I am 21 and currently in a long distance relationship. And like many long distance relationships, when we’re together for that short time, it’s amazing. I’m on top of the world, and no one can stop me. And after the fact, the endorphins keep rushing to my head, and I kind of brag about it for a while. I want to tell my friends how amazing our time together was and how amazing life is for me in this moment. I try to sneak it into conversation, covering this huge smile that creeps across my face.
Before we even meet, there’s so much preparation. I shave my legs, put on a cute outfit – maybe even buy a new outfit, and make sure everything’s just perfect.
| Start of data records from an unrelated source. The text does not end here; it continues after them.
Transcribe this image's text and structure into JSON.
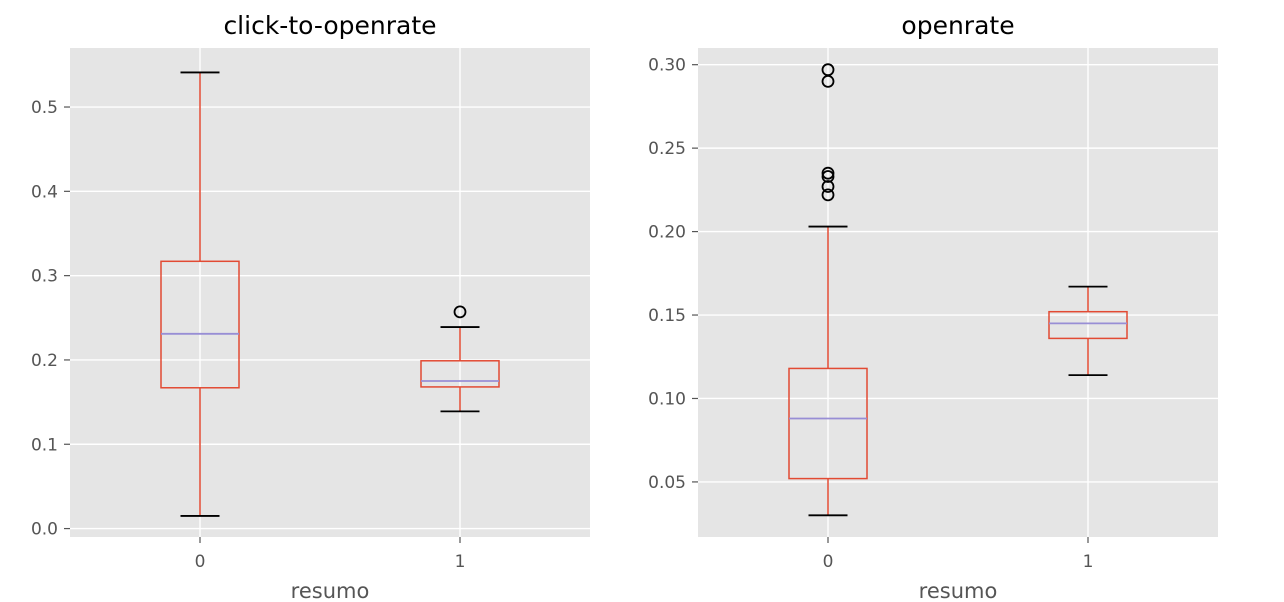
{
  "colors": {
    "background": "#e5e5e5",
    "grid": "#ffffff",
    "box": "#e24a33",
    "median": "#988ed5",
    "caps_and_fliers": "#000000",
    "text": "#555555"
  },
  "chart_data": [
    {
      "type": "boxplot",
      "title": "click-to-openrate",
      "xlabel": "resumo",
      "ylabel": "",
      "categories": [
        "0",
        "1"
      ],
      "ylim": [
        -0.01,
        0.57
      ],
      "yticks": [
        0.0,
        0.1,
        0.2,
        0.3,
        0.4,
        0.5
      ],
      "ytick_labels": [
        "0.0",
        "0.1",
        "0.2",
        "0.3",
        "0.4",
        "0.5"
      ],
      "grid": true,
      "boxes": [
        {
          "category": "0",
          "whisker_low": 0.015,
          "q1": 0.167,
          "median": 0.231,
          "q3": 0.317,
          "whisker_high": 0.541,
          "outliers": []
        },
        {
          "category": "1",
          "whisker_low": 0.139,
          "q1": 0.168,
          "median": 0.175,
          "q3": 0.199,
          "whisker_high": 0.239,
          "outliers": [
            0.257
          ]
        }
      ]
    },
    {
      "type": "boxplot",
      "title": "openrate",
      "xlabel": "resumo",
      "ylabel": "",
      "categories": [
        "0",
        "1"
      ],
      "ylim": [
        0.017,
        0.31
      ],
      "yticks": [
        0.05,
        0.1,
        0.15,
        0.2,
        0.25,
        0.3
      ],
      "ytick_labels": [
        "0.05",
        "0.10",
        "0.15",
        "0.20",
        "0.25",
        "0.30"
      ],
      "grid": true,
      "boxes": [
        {
          "category": "0",
          "whisker_low": 0.03,
          "q1": 0.052,
          "median": 0.088,
          "q3": 0.118,
          "whisker_high": 0.203,
          "outliers": [
            0.222,
            0.227,
            0.233,
            0.235,
            0.29,
            0.297
          ]
        },
        {
          "category": "1",
          "whisker_low": 0.114,
          "q1": 0.136,
          "median": 0.145,
          "q3": 0.152,
          "whisker_high": 0.167,
          "outliers": []
        }
      ]
    }
  ]
}
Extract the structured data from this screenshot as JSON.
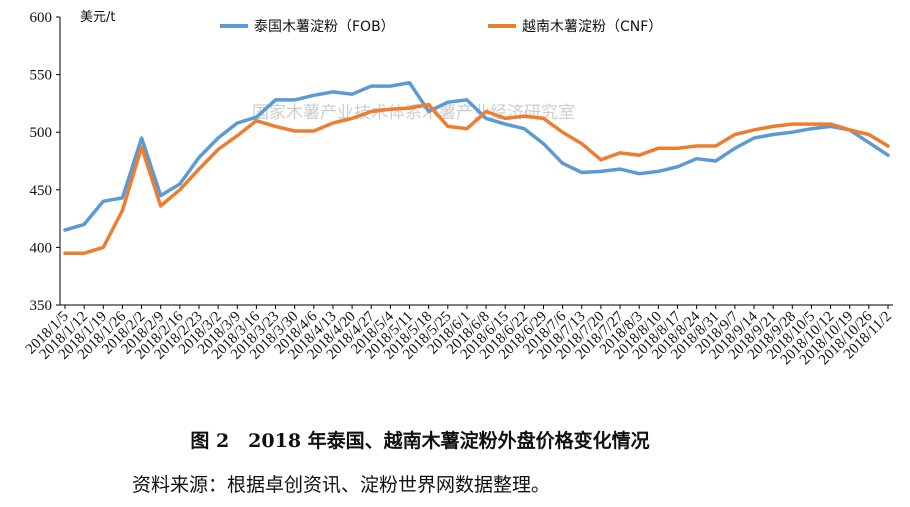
{
  "chart_data": {
    "type": "line",
    "ylabel": "美元/t",
    "ylim": [
      350,
      600
    ],
    "yticks": [
      350,
      400,
      450,
      500,
      550,
      600
    ],
    "grid": false,
    "legend_position": "top",
    "watermark": "国家木薯产业技术体系木薯产业经济研究室",
    "categories": [
      "2018/1/5",
      "2018/1/12",
      "2018/1/19",
      "2018/1/26",
      "2018/2/2",
      "2018/2/9",
      "2018/2/16",
      "2018/2/23",
      "2018/3/2",
      "2018/3/9",
      "2018/3/16",
      "2018/3/23",
      "2018/3/30",
      "2018/4/6",
      "2018/4/13",
      "2018/4/20",
      "2018/4/27",
      "2018/5/4",
      "2018/5/11",
      "2018/5/18",
      "2018/5/25",
      "2018/6/1",
      "2018/6/8",
      "2018/6/15",
      "2018/6/22",
      "2018/6/29",
      "2018/7/6",
      "2018/7/13",
      "2018/7/20",
      "2018/7/27",
      "2018/8/3",
      "2018/8/10",
      "2018/8/17",
      "2018/8/24",
      "2018/8/31",
      "2018/9/7",
      "2018/9/14",
      "2018/9/21",
      "2018/9/28",
      "2018/10/5",
      "2018/10/12",
      "2018/10/19",
      "2018/10/26",
      "2018/11/2"
    ],
    "series": [
      {
        "name": "泰国木薯淀粉（FOB）",
        "color": "#5b9bd5",
        "values": [
          415,
          420,
          440,
          443,
          495,
          445,
          455,
          478,
          495,
          508,
          513,
          528,
          528,
          532,
          535,
          533,
          540,
          540,
          543,
          518,
          526,
          528,
          512,
          507,
          503,
          490,
          473,
          465,
          466,
          468,
          464,
          466,
          470,
          477,
          475,
          486,
          495,
          498,
          500,
          503,
          505,
          502,
          491,
          480
        ]
      },
      {
        "name": "越南木薯淀粉（CNF）",
        "color": "#ed7d31",
        "values": [
          395,
          395,
          400,
          432,
          487,
          436,
          450,
          468,
          485,
          497,
          510,
          505,
          501,
          501,
          508,
          512,
          518,
          520,
          521,
          524,
          505,
          503,
          518,
          512,
          514,
          512,
          500,
          490,
          476,
          482,
          480,
          486,
          486,
          488,
          488,
          498,
          502,
          505,
          507,
          507,
          507,
          502,
          498,
          488
        ]
      }
    ]
  },
  "caption": "图 2　2018 年泰国、越南木薯淀粉外盘价格变化情况",
  "source": "资料来源：根据卓创资讯、淀粉世界网数据整理。"
}
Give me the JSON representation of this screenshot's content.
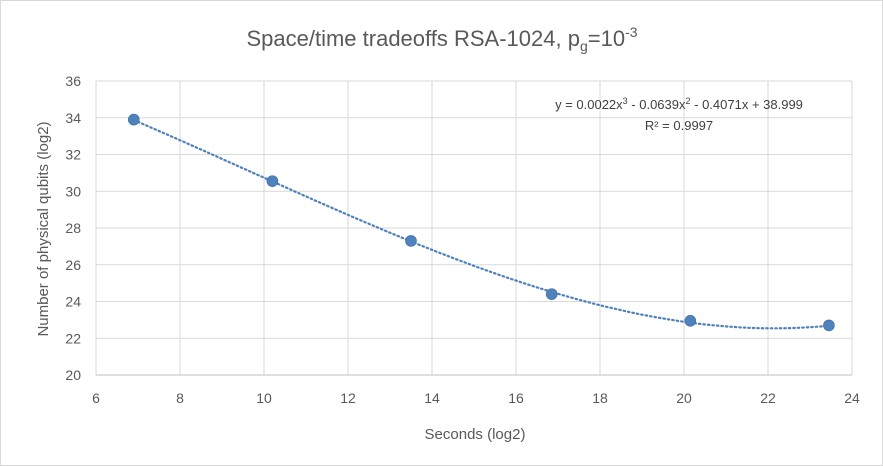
{
  "chart_data": {
    "type": "scatter",
    "title": {
      "main": "Space/time tradeoffs RSA-1024, p",
      "sub": "g",
      "mid": "=10",
      "sup": "-3"
    },
    "xlabel": "Seconds (log2)",
    "ylabel": "Number of physical qubits (log2)",
    "xlim": [
      6,
      24
    ],
    "ylim": [
      20,
      36
    ],
    "xticks": [
      6,
      8,
      10,
      12,
      14,
      16,
      18,
      20,
      22,
      24
    ],
    "yticks": [
      20,
      22,
      24,
      26,
      28,
      30,
      32,
      34,
      36
    ],
    "grid": true,
    "series": [
      {
        "x": [
          6.9,
          10.2,
          13.5,
          16.85,
          20.15,
          23.45
        ],
        "y": [
          33.9,
          30.55,
          27.3,
          24.4,
          22.95,
          22.7
        ],
        "color": "#4f81bd"
      }
    ],
    "trendline": {
      "type": "polynomial",
      "order": 3,
      "style": "dotted",
      "color": "#4f81bd",
      "equation": {
        "p1": "y = 0.0022x",
        "e1": "3",
        "p2": " - 0.0639x",
        "e2": "2",
        "p3": " - 0.4071x + 38.999"
      },
      "r_squared": "R² = 0.9997"
    }
  }
}
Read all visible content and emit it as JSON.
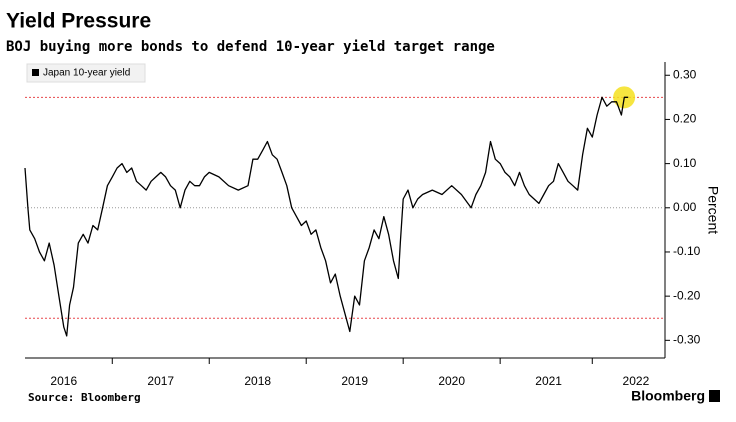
{
  "chart_data": {
    "type": "line",
    "title": "Yield Pressure",
    "subtitle": "BOJ buying more bonds to defend 10-year yield target range",
    "y_axis_label": "Percent",
    "source": "Source: Bloomberg",
    "brand": "Bloomberg",
    "xlim": [
      2016.1,
      2022.7
    ],
    "xticks": [
      {
        "value": 2016.5,
        "label": "2016"
      },
      {
        "value": 2017.5,
        "label": "2017"
      },
      {
        "value": 2018.5,
        "label": "2018"
      },
      {
        "value": 2019.5,
        "label": "2019"
      },
      {
        "value": 2020.5,
        "label": "2020"
      },
      {
        "value": 2021.5,
        "label": "2021"
      },
      {
        "value": 2022.4,
        "label": "2022"
      }
    ],
    "ylim": [
      -0.34,
      0.33
    ],
    "yticks": [
      {
        "value": 0.3,
        "label": "0.30"
      },
      {
        "value": 0.2,
        "label": "0.20"
      },
      {
        "value": 0.1,
        "label": "0.10"
      },
      {
        "value": 0,
        "label": "0.00"
      },
      {
        "value": -0.1,
        "label": "-0.10"
      },
      {
        "value": -0.2,
        "label": "-0.20"
      },
      {
        "value": -0.3,
        "label": "-0.30"
      }
    ],
    "reference_lines": [
      0.25,
      -0.25
    ],
    "reference_color": "#e8474b",
    "highlight_color": "#f5e01e",
    "legend_position": "upper left",
    "series": [
      {
        "name": "Japan 10-year yield",
        "color": "#000000",
        "x": [
          2016.1,
          2016.13,
          2016.15,
          2016.2,
          2016.25,
          2016.3,
          2016.35,
          2016.4,
          2016.45,
          2016.5,
          2016.53,
          2016.56,
          2016.6,
          2016.65,
          2016.7,
          2016.75,
          2016.8,
          2016.85,
          2016.9,
          2016.95,
          2017.0,
          2017.05,
          2017.1,
          2017.15,
          2017.2,
          2017.25,
          2017.3,
          2017.35,
          2017.4,
          2017.45,
          2017.5,
          2017.55,
          2017.6,
          2017.65,
          2017.7,
          2017.75,
          2017.8,
          2017.85,
          2017.9,
          2017.95,
          2018.0,
          2018.1,
          2018.2,
          2018.3,
          2018.4,
          2018.45,
          2018.5,
          2018.55,
          2018.6,
          2018.65,
          2018.7,
          2018.75,
          2018.8,
          2018.85,
          2018.9,
          2018.95,
          2019.0,
          2019.05,
          2019.1,
          2019.15,
          2019.2,
          2019.25,
          2019.3,
          2019.35,
          2019.4,
          2019.45,
          2019.5,
          2019.55,
          2019.6,
          2019.65,
          2019.7,
          2019.75,
          2019.8,
          2019.85,
          2019.9,
          2019.95,
          2019.97,
          2020.0,
          2020.05,
          2020.1,
          2020.15,
          2020.2,
          2020.3,
          2020.4,
          2020.5,
          2020.6,
          2020.7,
          2020.75,
          2020.8,
          2020.85,
          2020.9,
          2020.95,
          2021.0,
          2021.05,
          2021.1,
          2021.15,
          2021.2,
          2021.25,
          2021.3,
          2021.35,
          2021.4,
          2021.45,
          2021.5,
          2021.55,
          2021.6,
          2021.65,
          2021.7,
          2021.75,
          2021.8,
          2021.85,
          2021.9,
          2021.95,
          2022.0,
          2022.05,
          2022.1,
          2022.15,
          2022.2,
          2022.25,
          2022.28,
          2022.32
        ],
        "values": [
          0.09,
          0.0,
          -0.05,
          -0.07,
          -0.1,
          -0.12,
          -0.08,
          -0.13,
          -0.2,
          -0.27,
          -0.29,
          -0.22,
          -0.18,
          -0.08,
          -0.06,
          -0.08,
          -0.04,
          -0.05,
          0.0,
          0.05,
          0.07,
          0.09,
          0.1,
          0.08,
          0.09,
          0.06,
          0.05,
          0.04,
          0.06,
          0.07,
          0.08,
          0.07,
          0.05,
          0.04,
          0.0,
          0.04,
          0.06,
          0.05,
          0.05,
          0.07,
          0.08,
          0.07,
          0.05,
          0.04,
          0.05,
          0.11,
          0.11,
          0.13,
          0.15,
          0.12,
          0.11,
          0.08,
          0.05,
          0.0,
          -0.02,
          -0.04,
          -0.03,
          -0.06,
          -0.05,
          -0.09,
          -0.12,
          -0.17,
          -0.15,
          -0.2,
          -0.24,
          -0.28,
          -0.2,
          -0.22,
          -0.12,
          -0.09,
          -0.05,
          -0.07,
          -0.02,
          -0.06,
          -0.12,
          -0.16,
          -0.08,
          0.02,
          0.04,
          0.0,
          0.02,
          0.03,
          0.04,
          0.03,
          0.05,
          0.03,
          0.0,
          0.03,
          0.05,
          0.08,
          0.15,
          0.11,
          0.1,
          0.08,
          0.07,
          0.05,
          0.08,
          0.05,
          0.03,
          0.02,
          0.01,
          0.03,
          0.05,
          0.06,
          0.1,
          0.08,
          0.06,
          0.05,
          0.04,
          0.12,
          0.18,
          0.16,
          0.21,
          0.25,
          0.23,
          0.24,
          0.24,
          0.21,
          0.25,
          0.25
        ]
      }
    ]
  }
}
I put my hair up so it doesn’t get in the way of us, and I have the right music for every activity. I even research tips online – finding anything new to try. And there’s a lot of thought that goes into it. But it makes every visit worthwhile.
While we’re together, there are no distractions. I don’t check my phone, because I am fully focused on our time together. I don’t look in the mirror because I know what I look like and I don’t care because I’m not self-conscious. It’s exhilarating and I always find myself at this new level of complete ease.
Sometimes, I even think that maybe I’ll make it permanent. I’m over the short stints together, I’m going to change my life and my lifestyle and this long distance relationship is going to just be your everyday run of the mill relationship. I get to that point often.
And then I remember that I’d much rather relive the amazing short times and perfection of our visits. I realize that although I feel amazing during our visits, I hurt the next morning when its over and I realize that I’m just a person who is much more inclined to watch TV with my morning coffee than go to the gym. And that my relationship with the gym is just meant to stay long distance.